The manner in which scientist Gauhar Raza has tried to bring in different facets of women scientists’ journey in their career through eloquent questions is worth appreciating. These key questions form the backbone of this book. Being a scientist, he has tried his best to bring up the issue of discrimination against women at different levels of life as well as during the professional career of which scientific field is no exception. There were many things similar among these living women scientists namely Indira Nath, Bimla Buti, Manju Sharma, Vibha Tandon, Sunita Saxena, Kasturi Datta, Chandrima Shaha, Rupamanjari Ghosh, Renu Khanna Chopra, Charusita Chakravarty (who died untimely in 2016), Chitra Sarkar, Shashi Wadhwa, and Riddhi Shah.
First of all, almost all of them found encouragement and support from their family members without that they would not achieve the scientific excellence. Many had their parents as well as siblings as their role models at the same time many of them were supported by their in-laws in their career aspirations. Secondly, all of them had a passion for science, endurance to face any obstacle and eloquent capability of balancing their personal as well as professional life in a best possible manner.
They all agreed to the fact that there were lesser women in their field when they had started their career. They had to struggle hard in a male dominated environment, where discrimination was part of the culture.
This book helps us in understanding the fact that discrimination against women in the scientific community is not a regional phenomenon, rather, it is a global one. In fact, according to Indira Nath, this phenomenon started from the west where for women scientist getting recognition of her work initially was very tough. Since modern education in India came a bit late, as a result of which this notion was already changing, hence today more girls choose science in India as compared to the western countries.
Vibha Tandon also accepted that the fact that in scientific field women are always underestimated and have to prove that they can do good science, have a capacity of thinking, can write grant proposals, guide research students, travel internationally alone and secure top positions. According to her though gender bias is decreasing, it still exists in the society.
Regarding capabilities of women scientists, both Indira Nath and Renu Khanna Chopra accepted the fact that women are much better in handling teams and multitasking as it comes naturally to them. In fact, according to Kasturi Datta, female students are more conscious, organized and goal oriented. She also pointed to the fact that though today positive changes have been introduced, yet there is scope for more improvement.
Regarding how the need to bring more female into science stream in India, Renu Khanna Chopra explained the need to bring women at the center stage of science and technology (S & T). According to her, there is a need for more government-supported S & T promotion schemes such as INSPIRE (Innovation in Science Pursuit for Inspired Research), and NCERT Science Talent Search scholarships through which brilliant girls can be identified and encouraged to take science as a career.
According to Chand Rima Shaha (who became Director of the National Institute of Immunology, New Delhi), there is a need of sensitizing the society to encourage girls in taking up science as a career.
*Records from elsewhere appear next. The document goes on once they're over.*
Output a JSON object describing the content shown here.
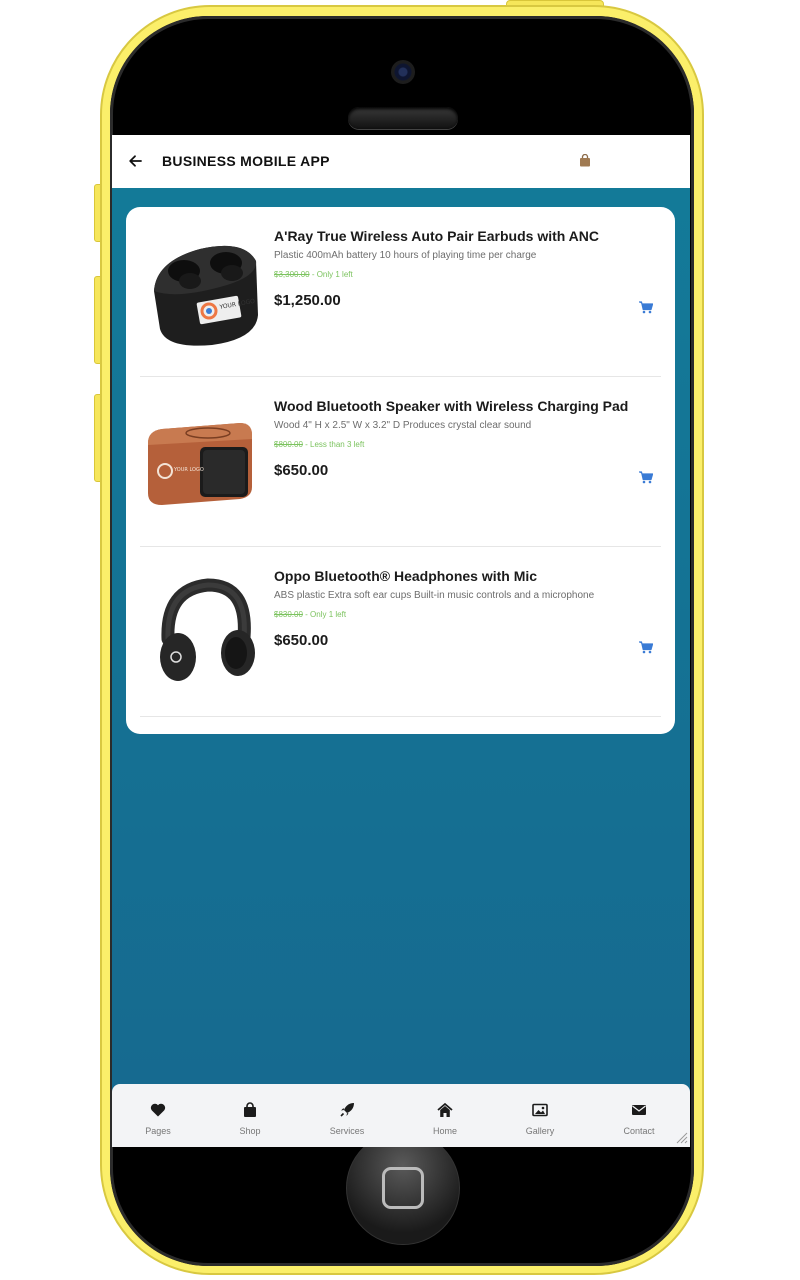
{
  "header": {
    "title": "BUSINESS MOBILE APP",
    "back_icon": "arrow-left-icon",
    "bag_icon": "shopping-bag-icon"
  },
  "products": [
    {
      "name": "A'Ray True Wireless Auto Pair Earbuds with ANC",
      "description": "Plastic 400mAh battery 10 hours of playing time per charge",
      "old_price": "$3,300.00",
      "stock": " - Only 1 left",
      "price": "$1,250.00",
      "image": "earbuds-image",
      "image_logo_text": "YOUR LOGO"
    },
    {
      "name": "Wood Bluetooth Speaker with Wireless Charging Pad",
      "description": "Wood 4\" H x 2.5\" W x 3.2\" D Produces crystal clear sound",
      "old_price": "$800.00",
      "stock": " - Less than 3 left",
      "price": "$650.00",
      "image": "wood-speaker-image",
      "image_logo_text": "YOUR LOGO"
    },
    {
      "name": "Oppo Bluetooth® Headphones with Mic",
      "description": "ABS plastic Extra soft ear cups Built-in music controls and a microphone",
      "old_price": "$830.00",
      "stock": " - Only 1 left",
      "price": "$650.00",
      "image": "headphones-image",
      "image_logo_text": ""
    }
  ],
  "bottom_nav": [
    {
      "label": "Pages",
      "icon": "heart-icon"
    },
    {
      "label": "Shop",
      "icon": "shopping-bag-icon"
    },
    {
      "label": "Services",
      "icon": "rocket-icon"
    },
    {
      "label": "Home",
      "icon": "home-icon"
    },
    {
      "label": "Gallery",
      "icon": "image-icon"
    },
    {
      "label": "Contact",
      "icon": "envelope-icon"
    }
  ],
  "colors": {
    "screen_background": "#137b99",
    "phone_frame": "#fbef6a",
    "cart_icon": "#3a7bd5",
    "stock_text": "#7cc35f",
    "bag_icon": "#8b6b4a"
  }
}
Moreover, they should be provided support infrastructures so that they do not simply leave their education midway rather pursue their career goals.
Although the situation in the country has been improving at the policy as well as societal level to encourage women for taking up science, there is the further scope for improvement in identifying their potential, nurturing and recognizing their work and most importantly making working environment friendlier for them. The book turns out an essential read for the young women scholars striving to become successful scientists.